The EMA has predicted that a Covid-19 vaccine could be approved in a year. According to a report by RAPS, agency official Marco Cavaleri says the ambition is to have a vaccine approved next spring.
RAPS reported the WHO publication of pandemic operations guidelines relating to inspections and other activities.
Some developments of note in the contracting sector:
Thermo Fisher Scientific has announced plans to double its contract viral vector manufacturing capacity at its facility in n Plainville, Massachusetts.

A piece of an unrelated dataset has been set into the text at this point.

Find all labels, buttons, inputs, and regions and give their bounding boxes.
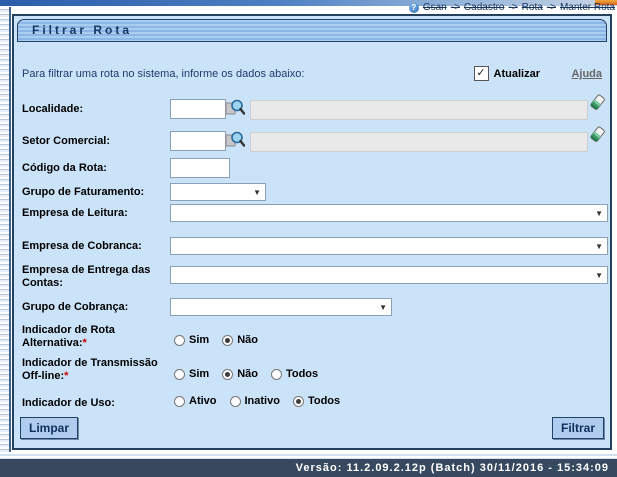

Ennaid Therapeutics has hired Catalent to help make an oral antiviral treatment that targets Covid-19. The focus will be the development of a capsule formulation of ENU200, an oral antiviral that is being repurposed.
Bluebird Bio has expanded manufacturing agreements with Hitachi Chemical and apceth biopharma.
Thermis has hired ABL Europe – part of the Institute Mérieux group – to make a SARS-COV-2 vaccine candidate for clinical trials. The vaccine is being developed using a measles virus platform technology licensed from the Institut Pasteur in Paris.
Facility design firm Exyte and biomanufacturing technology developer Univercells have partnered to supply modular vaccine production plants.
Univercells – which recently set up a CDMO business – cited the Covid-19 pandemic as the driver for the partnership.